Most of the provisions of the Human Rights Act 1998 have significant implications for employers. Although the Act only enables individuals to take action against public authorities, private sector employers may become caught by its provisions in a tribunal situation. This is because Employment Tribunals themselves are public authorities and as a result are required to consider The Human Rights Act when judging employment disputes. However, employees within the private sector may not bring a claim against their employer purely on the basis of an infringement of his or her human rights. The individual would need to be able to claim that some other right, such as their right not to be discriminated against, had been breached. The key considerations for employers in relation to the Human Rights Act are:

  • Under Article 8, everybody has the right to respect for their private and family life, their home and their correspondence. This has implications for such activities as covert monitoring of email correspondence, monitoring an employee's social media activity, providing medical information about themselves (and such activities as testing for drugs and alcohol), providing employers with information about their private life and employers who have policies that prohibit relationships at work;
  • Under Article 9, everyone has the right to freedom of thought, conscience and religion.

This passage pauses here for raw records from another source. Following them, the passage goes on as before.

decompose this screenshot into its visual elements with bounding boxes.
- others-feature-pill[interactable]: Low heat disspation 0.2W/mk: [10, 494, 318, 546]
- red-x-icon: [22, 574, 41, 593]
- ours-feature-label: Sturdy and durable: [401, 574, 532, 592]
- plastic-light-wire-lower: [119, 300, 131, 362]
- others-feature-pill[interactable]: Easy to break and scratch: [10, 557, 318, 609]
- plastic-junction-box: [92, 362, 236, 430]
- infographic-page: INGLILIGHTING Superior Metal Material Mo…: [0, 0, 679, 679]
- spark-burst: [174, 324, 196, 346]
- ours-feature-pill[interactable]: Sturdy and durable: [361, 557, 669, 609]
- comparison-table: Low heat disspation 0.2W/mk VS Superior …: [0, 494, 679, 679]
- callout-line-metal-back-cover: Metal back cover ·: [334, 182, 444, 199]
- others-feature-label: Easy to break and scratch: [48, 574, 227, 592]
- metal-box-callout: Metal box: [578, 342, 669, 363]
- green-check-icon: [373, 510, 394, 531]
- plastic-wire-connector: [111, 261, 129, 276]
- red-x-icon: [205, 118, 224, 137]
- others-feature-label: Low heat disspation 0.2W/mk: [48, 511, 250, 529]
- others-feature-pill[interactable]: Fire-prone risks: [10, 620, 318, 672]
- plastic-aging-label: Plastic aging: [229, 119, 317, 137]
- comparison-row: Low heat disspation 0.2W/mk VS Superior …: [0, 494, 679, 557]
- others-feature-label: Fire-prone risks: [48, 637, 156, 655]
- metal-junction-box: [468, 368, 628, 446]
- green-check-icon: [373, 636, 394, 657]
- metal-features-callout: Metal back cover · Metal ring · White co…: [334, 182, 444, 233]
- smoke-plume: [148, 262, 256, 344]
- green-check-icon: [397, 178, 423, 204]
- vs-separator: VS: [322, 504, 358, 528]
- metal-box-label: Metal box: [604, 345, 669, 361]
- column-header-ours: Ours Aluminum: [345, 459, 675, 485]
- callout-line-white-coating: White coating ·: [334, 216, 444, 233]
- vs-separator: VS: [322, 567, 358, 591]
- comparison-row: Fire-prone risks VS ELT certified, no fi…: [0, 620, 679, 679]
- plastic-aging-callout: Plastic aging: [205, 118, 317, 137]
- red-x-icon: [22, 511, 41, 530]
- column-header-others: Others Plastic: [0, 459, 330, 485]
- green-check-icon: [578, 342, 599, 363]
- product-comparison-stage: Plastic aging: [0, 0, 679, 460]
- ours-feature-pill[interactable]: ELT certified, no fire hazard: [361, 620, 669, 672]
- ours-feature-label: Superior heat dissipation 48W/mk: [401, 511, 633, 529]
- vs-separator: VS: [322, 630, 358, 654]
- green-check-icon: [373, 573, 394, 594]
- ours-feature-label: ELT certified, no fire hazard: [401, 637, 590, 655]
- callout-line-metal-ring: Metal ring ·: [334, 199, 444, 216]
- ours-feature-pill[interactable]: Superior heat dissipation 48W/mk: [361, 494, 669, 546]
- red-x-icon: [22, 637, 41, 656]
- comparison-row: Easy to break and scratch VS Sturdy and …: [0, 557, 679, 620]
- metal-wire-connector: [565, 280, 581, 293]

This potentially had implications for employers seeking to restrict employees of particular faiths from taking time off to observe religious festivals;
  • Article 10 enshrines an individual's right to freedom of expression. This is concerned with the right to hold opinions and receive and disseminate opinions. However, it has been argued that it could be more broadly interpreted to include manner of dress, which would have implications for organisations with dress codes;
  • Article 4 states that no one shall be held in slavery or servitude and that no one shall be made to undertake forced or compulsory labour. This has potential implications where an employer wishes an employee to work out his or her notice where the individual does not wish to do so.